When Don went to California on a business trip last season no one could reach him for days. Not that he cared to be reached seeing that he was cheating on his wife with Ms. D-cup in the hotel swimming pool. Today it’s a different, and still changing story. I see lots of business owners buying GPS devices for their service techs in the field. Don’t. They’re going to be on all our cell phones sooner rather than later and you’ll be using those old GPS devices as shuffleboard disks before you know it. If Don was traveling just a few years ago he’d be dragging his laptop, full of data into with him. That’s changing too. Carrying around data is out. Web access is in. Today’s people on the road carry Netbooks (I’m not crazy about them, but some people are) and very low level laptops and doing everything online. The technology is real and popular and becoming the norm.
And you know what else is becoming the norm? Squeezing tushes in the office. Just kidding. Apple technology is becoming the norm. There’s a whole new generation weaned on Macbooks hitting the job market. And a whole new generation of technology that easily gets these devices onto Windows-based networks or even runs Windows side by side. Investing in this stuff is becoming less and less taboo in the business world. The IBM typewriter moved over for the PC and the PC is slowly but surely sharing the space with the Macintosh. And oh, if you’re going to buy a PC, make sure it’s not running Windows XP or Windows Vista. Because in just a few years all you’re going to see is Windows 7 dominating the desktop (or Google’s Chrome or Linux). Today’s operating system will quickly be yesterday’s news.
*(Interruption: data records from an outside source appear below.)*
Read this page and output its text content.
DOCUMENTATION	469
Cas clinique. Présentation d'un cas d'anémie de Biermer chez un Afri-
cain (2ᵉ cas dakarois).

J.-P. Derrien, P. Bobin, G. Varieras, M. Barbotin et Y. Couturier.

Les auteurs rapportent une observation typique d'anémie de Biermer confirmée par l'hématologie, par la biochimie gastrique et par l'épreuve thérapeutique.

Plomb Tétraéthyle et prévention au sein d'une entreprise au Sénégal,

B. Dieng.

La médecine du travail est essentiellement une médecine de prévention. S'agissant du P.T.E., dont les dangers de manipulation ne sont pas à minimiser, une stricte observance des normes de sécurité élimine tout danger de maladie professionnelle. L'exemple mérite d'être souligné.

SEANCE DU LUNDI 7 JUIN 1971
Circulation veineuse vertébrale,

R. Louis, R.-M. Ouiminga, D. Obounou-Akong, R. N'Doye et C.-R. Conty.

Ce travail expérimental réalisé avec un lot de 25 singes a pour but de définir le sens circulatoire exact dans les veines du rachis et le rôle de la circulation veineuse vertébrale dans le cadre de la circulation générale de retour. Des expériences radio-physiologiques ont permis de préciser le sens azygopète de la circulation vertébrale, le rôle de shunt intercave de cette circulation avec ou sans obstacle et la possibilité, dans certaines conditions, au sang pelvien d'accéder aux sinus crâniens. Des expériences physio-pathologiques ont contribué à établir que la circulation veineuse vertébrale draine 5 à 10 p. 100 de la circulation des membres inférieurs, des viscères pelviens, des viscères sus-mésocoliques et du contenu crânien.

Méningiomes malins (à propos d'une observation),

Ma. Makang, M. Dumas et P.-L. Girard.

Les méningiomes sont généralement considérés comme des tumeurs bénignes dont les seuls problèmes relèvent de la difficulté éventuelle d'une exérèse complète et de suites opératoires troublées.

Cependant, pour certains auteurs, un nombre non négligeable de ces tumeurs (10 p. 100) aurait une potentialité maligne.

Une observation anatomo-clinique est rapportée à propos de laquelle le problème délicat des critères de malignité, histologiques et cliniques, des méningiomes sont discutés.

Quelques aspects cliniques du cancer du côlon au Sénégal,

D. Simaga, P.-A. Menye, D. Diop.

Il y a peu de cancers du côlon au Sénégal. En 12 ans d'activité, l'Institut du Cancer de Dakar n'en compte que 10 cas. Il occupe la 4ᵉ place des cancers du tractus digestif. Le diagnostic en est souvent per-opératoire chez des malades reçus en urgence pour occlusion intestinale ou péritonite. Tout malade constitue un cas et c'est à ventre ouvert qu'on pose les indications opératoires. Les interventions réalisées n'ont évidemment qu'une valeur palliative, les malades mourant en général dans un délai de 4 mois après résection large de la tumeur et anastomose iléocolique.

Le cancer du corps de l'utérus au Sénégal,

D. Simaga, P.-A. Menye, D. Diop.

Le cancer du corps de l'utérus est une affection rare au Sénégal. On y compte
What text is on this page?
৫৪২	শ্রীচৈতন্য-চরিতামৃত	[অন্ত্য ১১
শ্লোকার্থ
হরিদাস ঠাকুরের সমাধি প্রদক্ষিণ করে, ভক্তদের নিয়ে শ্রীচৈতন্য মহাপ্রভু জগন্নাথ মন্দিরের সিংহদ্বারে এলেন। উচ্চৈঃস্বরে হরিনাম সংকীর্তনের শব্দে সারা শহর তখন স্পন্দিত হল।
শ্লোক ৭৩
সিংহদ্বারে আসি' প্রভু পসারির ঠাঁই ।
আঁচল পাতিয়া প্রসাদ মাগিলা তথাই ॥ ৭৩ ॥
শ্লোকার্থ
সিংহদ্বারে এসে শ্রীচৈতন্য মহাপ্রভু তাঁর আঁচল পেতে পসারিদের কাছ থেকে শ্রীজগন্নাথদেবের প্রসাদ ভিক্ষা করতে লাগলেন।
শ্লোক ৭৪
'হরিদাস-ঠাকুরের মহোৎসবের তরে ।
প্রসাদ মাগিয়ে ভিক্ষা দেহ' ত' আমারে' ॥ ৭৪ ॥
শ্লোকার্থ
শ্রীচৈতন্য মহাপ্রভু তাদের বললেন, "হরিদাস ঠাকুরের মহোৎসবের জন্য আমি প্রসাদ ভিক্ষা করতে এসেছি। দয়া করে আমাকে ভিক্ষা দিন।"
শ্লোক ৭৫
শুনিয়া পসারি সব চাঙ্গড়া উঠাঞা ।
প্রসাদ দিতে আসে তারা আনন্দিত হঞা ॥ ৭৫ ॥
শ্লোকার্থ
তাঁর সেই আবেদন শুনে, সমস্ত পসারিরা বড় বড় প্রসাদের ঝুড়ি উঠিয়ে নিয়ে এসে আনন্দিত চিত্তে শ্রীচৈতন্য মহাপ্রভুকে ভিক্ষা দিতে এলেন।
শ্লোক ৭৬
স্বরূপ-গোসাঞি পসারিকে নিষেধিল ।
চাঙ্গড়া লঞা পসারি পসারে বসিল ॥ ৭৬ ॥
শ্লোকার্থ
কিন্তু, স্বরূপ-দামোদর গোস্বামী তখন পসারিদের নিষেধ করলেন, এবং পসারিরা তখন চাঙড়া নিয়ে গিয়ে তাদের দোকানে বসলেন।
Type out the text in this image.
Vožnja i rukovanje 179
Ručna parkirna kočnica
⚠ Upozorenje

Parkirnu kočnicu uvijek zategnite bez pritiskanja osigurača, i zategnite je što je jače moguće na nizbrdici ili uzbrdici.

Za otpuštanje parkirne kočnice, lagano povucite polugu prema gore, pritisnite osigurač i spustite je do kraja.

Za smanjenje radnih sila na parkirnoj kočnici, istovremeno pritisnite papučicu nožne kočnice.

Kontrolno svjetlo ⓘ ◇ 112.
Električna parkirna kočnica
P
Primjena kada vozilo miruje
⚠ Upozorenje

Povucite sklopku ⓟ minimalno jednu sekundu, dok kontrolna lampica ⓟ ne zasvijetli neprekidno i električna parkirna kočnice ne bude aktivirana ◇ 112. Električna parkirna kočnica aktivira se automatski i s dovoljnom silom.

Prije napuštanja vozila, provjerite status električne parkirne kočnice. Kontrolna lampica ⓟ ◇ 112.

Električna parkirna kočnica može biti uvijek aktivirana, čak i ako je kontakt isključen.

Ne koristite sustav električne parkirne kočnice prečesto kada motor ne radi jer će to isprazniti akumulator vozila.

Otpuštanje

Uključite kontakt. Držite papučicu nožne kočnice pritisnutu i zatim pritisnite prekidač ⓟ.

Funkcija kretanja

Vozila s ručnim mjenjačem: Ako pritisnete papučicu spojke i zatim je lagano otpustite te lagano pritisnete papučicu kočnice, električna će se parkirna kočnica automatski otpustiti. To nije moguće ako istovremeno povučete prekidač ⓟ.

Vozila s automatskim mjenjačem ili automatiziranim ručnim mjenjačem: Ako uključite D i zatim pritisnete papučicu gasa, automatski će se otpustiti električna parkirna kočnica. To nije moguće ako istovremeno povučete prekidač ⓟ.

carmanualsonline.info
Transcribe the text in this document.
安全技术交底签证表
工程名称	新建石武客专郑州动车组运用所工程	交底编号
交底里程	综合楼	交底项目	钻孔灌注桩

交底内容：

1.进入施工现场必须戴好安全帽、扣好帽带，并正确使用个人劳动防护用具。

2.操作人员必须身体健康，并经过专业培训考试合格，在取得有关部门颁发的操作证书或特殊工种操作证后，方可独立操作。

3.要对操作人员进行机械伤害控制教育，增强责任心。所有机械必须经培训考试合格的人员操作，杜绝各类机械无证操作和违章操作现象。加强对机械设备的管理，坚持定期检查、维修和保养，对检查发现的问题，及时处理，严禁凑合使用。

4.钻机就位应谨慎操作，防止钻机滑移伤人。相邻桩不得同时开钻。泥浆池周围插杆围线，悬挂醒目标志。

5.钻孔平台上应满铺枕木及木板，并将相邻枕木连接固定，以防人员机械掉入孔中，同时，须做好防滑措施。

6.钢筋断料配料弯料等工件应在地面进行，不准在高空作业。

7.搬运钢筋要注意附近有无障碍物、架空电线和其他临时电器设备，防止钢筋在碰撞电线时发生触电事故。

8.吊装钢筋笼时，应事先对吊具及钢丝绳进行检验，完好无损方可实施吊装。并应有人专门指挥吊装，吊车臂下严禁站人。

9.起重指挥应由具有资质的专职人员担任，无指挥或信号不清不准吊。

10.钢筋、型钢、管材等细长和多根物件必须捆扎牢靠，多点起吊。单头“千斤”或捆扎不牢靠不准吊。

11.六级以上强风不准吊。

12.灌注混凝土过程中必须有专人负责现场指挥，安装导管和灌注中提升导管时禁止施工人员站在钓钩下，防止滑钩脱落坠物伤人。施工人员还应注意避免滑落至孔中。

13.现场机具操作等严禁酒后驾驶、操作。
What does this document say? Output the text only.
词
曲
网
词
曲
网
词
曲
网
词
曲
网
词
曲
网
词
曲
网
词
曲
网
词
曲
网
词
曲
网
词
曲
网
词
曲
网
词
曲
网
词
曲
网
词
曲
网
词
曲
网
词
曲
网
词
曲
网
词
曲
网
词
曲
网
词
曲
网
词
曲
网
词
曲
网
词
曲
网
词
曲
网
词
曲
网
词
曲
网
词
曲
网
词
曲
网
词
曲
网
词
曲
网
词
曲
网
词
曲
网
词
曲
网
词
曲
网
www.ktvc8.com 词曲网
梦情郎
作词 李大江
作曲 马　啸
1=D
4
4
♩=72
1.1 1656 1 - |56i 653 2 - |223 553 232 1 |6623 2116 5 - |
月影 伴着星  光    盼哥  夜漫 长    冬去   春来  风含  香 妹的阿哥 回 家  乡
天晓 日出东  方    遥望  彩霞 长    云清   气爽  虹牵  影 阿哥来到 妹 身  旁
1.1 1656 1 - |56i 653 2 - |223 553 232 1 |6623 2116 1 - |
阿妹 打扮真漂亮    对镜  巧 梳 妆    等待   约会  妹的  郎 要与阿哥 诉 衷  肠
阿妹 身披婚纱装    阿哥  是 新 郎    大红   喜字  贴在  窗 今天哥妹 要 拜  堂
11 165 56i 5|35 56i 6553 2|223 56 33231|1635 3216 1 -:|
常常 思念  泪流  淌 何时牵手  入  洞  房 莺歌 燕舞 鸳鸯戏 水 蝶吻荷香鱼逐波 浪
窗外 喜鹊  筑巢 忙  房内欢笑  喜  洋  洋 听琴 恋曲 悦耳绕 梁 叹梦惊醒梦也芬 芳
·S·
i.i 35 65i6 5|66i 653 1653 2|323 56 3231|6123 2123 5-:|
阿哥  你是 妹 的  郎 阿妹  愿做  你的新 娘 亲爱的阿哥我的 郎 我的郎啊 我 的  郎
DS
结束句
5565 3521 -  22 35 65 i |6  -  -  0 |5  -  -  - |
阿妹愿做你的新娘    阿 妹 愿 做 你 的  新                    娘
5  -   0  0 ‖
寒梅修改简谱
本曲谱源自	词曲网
One final thing that’s going to change the office? That’s the office. At Sterling Cooper every manager had a secretary, each with an hourglass body and a pinchable tush. Nowadays, with all this technology, we’ve got waif-like, half starved looking woman with no tush at all employed as the administrator and doing the work of many. That’s going to change even more. The office will continue to shrink over the next five years. Remote control and desktop sharing technology allows people to do the work from home and abroad (or “over a broad”, as Roger Sterling might say). Websites like guru and elance let us find people to do ad hoc work around the world. Hosted applications let us share data wherever we are. Space now rents for the hour, rather than the year. Sterling Cooper would look a lot different today, and in five years, then it did in the early 1960’s.
The characters on Mad Men have no idea what terrible things lie ahead of them in the next five to ten years of their time: a Presidential assassination, race riots, the Vietnam War, Sonny & Cher. And, with the exception of Newt Gingrich’s potential run for the White House, our future does not look so terrible. Especially when it comes to business technology. So spend wisely.